Давайте, вы туда интегрируетесь и заживем хорошо. Люди восприняли идею, но не восприняли суть. Они не готовы были за нее умереть, но они с ней согласились. И, соответственно, они согласились интегрироваться в эту систему, которая очень четкая в определении «друг-враг». «Русский мир» строится на том, что определяется вражеская среда, а потом определяется своя. В этот момент получилось, что в этой системе «друг-враг» были разделены семьи, те, кто считались близкими, оказались врагами. Этот феномен я до конца не могу объяснить, почему факт родства не стал препятствием для внедрения этой идеологической системы, а наоборот. То, что я писал — это реальная история. Таких историй было множество. Люди были настолько эмоционально взвинчены, что отношения отец и сын приобретали другие условия. И приход новой системы сильно их изменил.

— Но и со стороны Киева определение «друг-враг» тоже очень четко определено?

— На Украине общество само по себе неоднородно, в отличие от Донбасса. Там есть так называемые «вышиватники», но их процент невелик. Так что определение «друг-враг» со стороны Украины намного мягче. Они больше готовы к компромиссу, чем на Донбассе. Я много общаюсь с теми людьми на Донбассе и многие из них прямо говорят, что их «кинули». Сейчас они постепенно приходят в сознание, и это будет длится долго. Люди не готовы к быстрым переменам, как и процесс сепаратизма зарождался долго и не был одномоментным. И сейчас возврат к осмыслению произошедшего займет много времени. Проблема в том, что на Донбассе не было переосмысления как такового. Кроме того, они не могут связать причины и следствия.

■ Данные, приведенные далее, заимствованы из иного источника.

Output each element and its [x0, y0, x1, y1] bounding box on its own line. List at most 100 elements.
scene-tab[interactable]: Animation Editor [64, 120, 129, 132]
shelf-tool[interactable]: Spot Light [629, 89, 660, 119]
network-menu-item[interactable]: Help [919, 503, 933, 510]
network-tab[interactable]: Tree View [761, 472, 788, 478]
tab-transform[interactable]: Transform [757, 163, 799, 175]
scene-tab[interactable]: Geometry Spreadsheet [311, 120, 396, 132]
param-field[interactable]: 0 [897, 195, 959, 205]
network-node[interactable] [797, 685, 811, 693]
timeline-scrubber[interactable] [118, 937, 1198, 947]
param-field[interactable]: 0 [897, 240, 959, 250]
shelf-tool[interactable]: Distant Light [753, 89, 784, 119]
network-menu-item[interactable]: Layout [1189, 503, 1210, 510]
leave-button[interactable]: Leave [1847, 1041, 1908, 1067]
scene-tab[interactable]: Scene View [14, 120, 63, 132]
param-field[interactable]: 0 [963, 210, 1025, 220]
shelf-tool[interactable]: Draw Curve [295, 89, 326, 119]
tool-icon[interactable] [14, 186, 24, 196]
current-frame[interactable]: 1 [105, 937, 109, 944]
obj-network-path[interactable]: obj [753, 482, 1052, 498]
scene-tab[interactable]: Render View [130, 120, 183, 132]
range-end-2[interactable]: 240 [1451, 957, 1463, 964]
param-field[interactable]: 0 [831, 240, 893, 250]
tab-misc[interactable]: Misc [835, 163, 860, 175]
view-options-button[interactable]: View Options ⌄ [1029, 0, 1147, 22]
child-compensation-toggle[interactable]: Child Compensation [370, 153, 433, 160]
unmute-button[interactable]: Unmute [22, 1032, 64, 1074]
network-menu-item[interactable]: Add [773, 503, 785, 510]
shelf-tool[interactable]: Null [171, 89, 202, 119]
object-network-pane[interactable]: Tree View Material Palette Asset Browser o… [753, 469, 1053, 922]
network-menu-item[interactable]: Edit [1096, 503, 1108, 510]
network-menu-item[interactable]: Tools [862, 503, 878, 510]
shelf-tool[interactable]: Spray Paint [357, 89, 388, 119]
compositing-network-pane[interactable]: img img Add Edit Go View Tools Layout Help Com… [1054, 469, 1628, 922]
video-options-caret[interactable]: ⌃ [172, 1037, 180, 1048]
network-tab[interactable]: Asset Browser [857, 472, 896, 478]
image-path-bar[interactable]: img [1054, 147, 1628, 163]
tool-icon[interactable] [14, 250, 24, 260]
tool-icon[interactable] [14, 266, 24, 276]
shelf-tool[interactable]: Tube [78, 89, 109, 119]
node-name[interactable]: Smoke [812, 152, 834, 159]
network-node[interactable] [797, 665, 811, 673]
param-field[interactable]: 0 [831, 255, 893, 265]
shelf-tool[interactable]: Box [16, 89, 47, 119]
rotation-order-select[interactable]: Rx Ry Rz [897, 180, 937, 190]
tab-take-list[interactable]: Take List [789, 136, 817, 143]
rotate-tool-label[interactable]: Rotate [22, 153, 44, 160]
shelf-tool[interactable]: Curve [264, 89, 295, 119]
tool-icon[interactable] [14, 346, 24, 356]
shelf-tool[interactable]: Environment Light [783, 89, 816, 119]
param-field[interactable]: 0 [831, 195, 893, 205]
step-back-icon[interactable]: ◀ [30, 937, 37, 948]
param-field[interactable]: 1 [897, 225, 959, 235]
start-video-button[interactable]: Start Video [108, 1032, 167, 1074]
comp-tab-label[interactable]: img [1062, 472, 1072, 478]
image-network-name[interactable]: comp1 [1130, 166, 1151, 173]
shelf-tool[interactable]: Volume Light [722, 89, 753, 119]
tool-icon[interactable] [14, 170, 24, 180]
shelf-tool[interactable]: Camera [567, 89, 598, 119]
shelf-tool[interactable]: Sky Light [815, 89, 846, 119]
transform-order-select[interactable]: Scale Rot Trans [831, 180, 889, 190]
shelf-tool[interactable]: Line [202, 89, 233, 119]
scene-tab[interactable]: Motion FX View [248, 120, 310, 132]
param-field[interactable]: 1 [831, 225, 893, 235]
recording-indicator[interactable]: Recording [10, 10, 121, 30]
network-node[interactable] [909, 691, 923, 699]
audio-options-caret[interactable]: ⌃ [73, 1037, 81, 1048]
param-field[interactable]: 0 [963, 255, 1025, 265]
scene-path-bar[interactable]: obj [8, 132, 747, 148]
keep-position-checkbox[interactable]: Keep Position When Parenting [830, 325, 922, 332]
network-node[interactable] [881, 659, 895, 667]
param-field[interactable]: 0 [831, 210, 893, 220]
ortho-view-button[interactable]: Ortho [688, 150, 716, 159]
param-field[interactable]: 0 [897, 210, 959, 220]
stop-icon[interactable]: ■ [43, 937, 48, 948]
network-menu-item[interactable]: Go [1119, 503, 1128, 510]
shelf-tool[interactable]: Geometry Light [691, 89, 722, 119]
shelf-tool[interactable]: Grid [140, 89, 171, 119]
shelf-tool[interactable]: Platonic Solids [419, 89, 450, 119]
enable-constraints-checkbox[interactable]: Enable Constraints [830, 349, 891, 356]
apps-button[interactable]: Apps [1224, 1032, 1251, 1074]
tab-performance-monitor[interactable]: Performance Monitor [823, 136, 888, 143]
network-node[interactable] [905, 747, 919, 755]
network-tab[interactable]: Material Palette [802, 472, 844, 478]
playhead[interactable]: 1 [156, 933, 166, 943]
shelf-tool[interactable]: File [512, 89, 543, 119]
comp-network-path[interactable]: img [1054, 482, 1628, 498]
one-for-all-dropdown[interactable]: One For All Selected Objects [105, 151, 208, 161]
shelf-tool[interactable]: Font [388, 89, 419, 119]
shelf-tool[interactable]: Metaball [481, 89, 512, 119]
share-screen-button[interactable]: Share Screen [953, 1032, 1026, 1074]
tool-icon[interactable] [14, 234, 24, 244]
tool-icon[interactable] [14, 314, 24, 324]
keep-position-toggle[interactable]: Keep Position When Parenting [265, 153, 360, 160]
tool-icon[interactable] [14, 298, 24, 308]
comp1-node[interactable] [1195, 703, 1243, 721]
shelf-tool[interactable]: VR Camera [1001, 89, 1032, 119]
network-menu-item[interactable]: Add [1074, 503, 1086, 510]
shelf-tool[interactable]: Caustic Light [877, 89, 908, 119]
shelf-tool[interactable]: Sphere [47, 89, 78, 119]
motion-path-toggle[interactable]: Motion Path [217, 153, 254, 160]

— Сможет ли Украина жить с Донбассом?

— Я общаюсь с проукраински настроенными людьми из разных регионов. Я думаю, что эти люди на Донбассе придут к осознанию того, что главный их мотив, материальное обеспечение, не был удовлетворен. Эта территория искусственно поддерживается. В тот день, когда последний мешок с деньгами пересчет границу и они останутся по крайней мере две недели без денег, там начнется коллапс и истерия. И в этот момент Украине нужно быть готовой, прийти туда с новой концепцией, которая состоит в том, что диалог нужно было вести не на верхах, а вести его с той частью общества, которая трезво оценивает ситуацию, и сейчас создавать публичное поле, где свое мнение люди будут высказывать. В конце концов приходить к компромиссу и вырабатывать новую концепцию отношений. Тогда Донбасс вернется, если мы построим связи не сверху, а снизу. Процесс примирения начинается в того, что выговаривают обиды, потом говорят о последствиях действий, а потом — о том, как выходить из ситуации. Нечто похожее должно произойти с Донбассом. Процесс примирения может занять 10-15 лет, а может и больше.